X1G model 10 (CZ-820CB) 付属キーボード / SHARP


 私にとって2つ目のキーボード。

 キー配列はこれもJIS準拠で、ファンクションキーが5つしかなく、通常ならBackspaceキーが配される位置に「BREAK」キーが置かれ、「INS(Insert)/DEL(Delete)」キーが「Return(Enter)」キーと「[」キーの間に配されているのが珍しい。

 Caps LockキーとGraphキーがSpaceバーの左に配されているのはMULTI 16と同様だが、その順番は逆で、MULTI 16がCaps Lock→Graph→Spaceだったのに対してこちらではGraph→Caps Lock→Spaceとなっていた。

 また、ご存じの方はご存じの通りこのキーボードのカーソルキー配置は滅茶苦茶で、左から「←」・「→」・「↓」と並んで「↓」の上に「↑」が置かれるという、実使用上の利便は全く考慮されない凄い代物であった。

 この問題は「↑」を左隣の「,」と、「↓」を「→」とそれぞれ入れ替えればそれで簡単に片が付いた筈なのだが何故かそのまま放置され、結局最後のX1であるX1twinまで踏襲されてしまった。

 このシリーズは漢字変換を前提としていなかった為か特別な漢字変換用キーを用意していない。

 また、Xシリーズは伝統的にファンクションキーが通常のキーではなく、何故か横に細長い箱状のキーとなっているのだが、X1系ではそれでさえF1〜F5までしか用意されていなかった。

 恐らくこれは、コマンド入力に省略形が使えなかったMicrosoft BASICを搭載した各機種では、その代替機能を実現する(一般に使用頻度の高いコマンドが割り当てられていた)ファンクションキーが非常に重要であったのに対し、X1系でバンドルされていたハドソンオリジナルのHu-BASICではコマンドの省略形での入力(例えば“RUN”は“R.”、“LOAD”だと“L.”といった風に頭文字+ピリオドで構成されていた)が可能であって特に必要が無かった事に原因があると考えられるが、何とも打ちにくいキーであったのは確かである。

 機構的にはこれは、メンブレンゴム一体成形によるラバードームタイプのキースイッチ(カーボン端子)が基板上のスイッチパターンに接触してスイッチを入れるタイプの極めて安価な造りのキーボードで、テンキーにきちんと四則計算に必要なキーが配されている事と合わせて如何にも電卓を量産しているメーカーらしい設計ではあった。

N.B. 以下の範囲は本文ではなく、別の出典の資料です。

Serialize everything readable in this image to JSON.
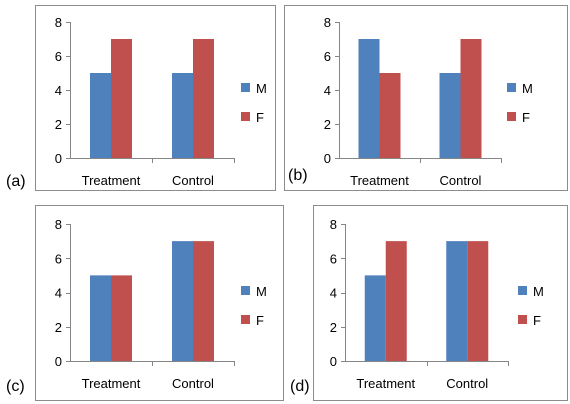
{
  "colors": {
    "M": "#4F81BD",
    "F": "#C0504D",
    "frame": "#8c8c8c",
    "axis": "#868686"
  },
  "chart_data": [
    {
      "type": "bar",
      "label": "(a)",
      "categories": [
        "Treatment",
        "Control"
      ],
      "ylim": [
        0,
        8
      ],
      "yticks": [
        "0",
        "2",
        "4",
        "6",
        "8"
      ],
      "grid": false,
      "legend": "right",
      "series": [
        {
          "name": "M",
          "values": [
            5,
            5
          ]
        },
        {
          "name": "F",
          "values": [
            7,
            7
          ]
        }
      ]
    },
    {
      "type": "bar",
      "label": "(b)",
      "categories": [
        "Treatment",
        "Control"
      ],
      "ylim": [
        0,
        8
      ],
      "yticks": [
        "0",
        "2",
        "4",
        "6",
        "8"
      ],
      "grid": false,
      "legend": "right",
      "series": [
        {
          "name": "M",
          "values": [
            7,
            5
          ]
        },
        {
          "name": "F",
          "values": [
            5,
            7
          ]
        }
      ]
    },
    {
      "type": "bar",
      "label": "(c)",
      "categories": [
        "Treatment",
        "Control"
      ],
      "ylim": [
        0,
        8
      ],
      "yticks": [
        "0",
        "2",
        "4",
        "6",
        "8"
      ],
      "grid": false,
      "legend": "right",
      "series": [
        {
          "name": "M",
          "values": [
            5,
            7
          ]
        },
        {
          "name": "F",
          "values": [
            5,
            7
          ]
        }
      ]
    },
    {
      "type": "bar",
      "label": "(d)",
      "categories": [
        "Treatment",
        "Control"
      ],
      "ylim": [
        0,
        8
      ],
      "yticks": [
        "0",
        "2",
        "4",
        "6",
        "8"
      ],
      "grid": false,
      "legend": "right",
      "series": [
        {
          "name": "M",
          "values": [
            5,
            7
          ]
        },
        {
          "name": "F",
          "values": [
            7,
            7
          ]
        }
      ]
    }
  ]
}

 当然というかキータッチそのものは非常に劣悪で、特に筆者の場合、それはそれで贅を尽くした設計だったMULTI 16の直後に触った事もあって、印象は最悪であった。

 なお、この製品については電磁メカデッキ搭載のmodel 10付属という事で巻き戻し・停止・早送りのデータレコーダ制御キーが追加されたタイプとなっており、それが特徴といえば特徴である。

 この系列のキーボードで一つ評価できる点があるとすれば、それはキーボード側にもマイコン(シャープ製80C48。Intelのセカンドソース品で、8080系のCPUを制御向けに最適化したコアとRAMとROMが一緒に集積してあり、1チップで回路の殆どが完結する。なお、上位機種としてメモリ容量の大きな80C49が存在する)が内蔵されていて本体側サブCPUとの間でシリアル通信を行う(キースキャンコードは一旦マイコン内のバッファRAMに貯め込まれてからパケット単位で送信される)為に接続ケーブルが僅か3本で済み、更にその接続用コネクタが安価で丈夫なオーディオ用のステレオミニプラグとなっている事で、このあたりは家電メーカーとしてのシャープの面目躍如といったところである。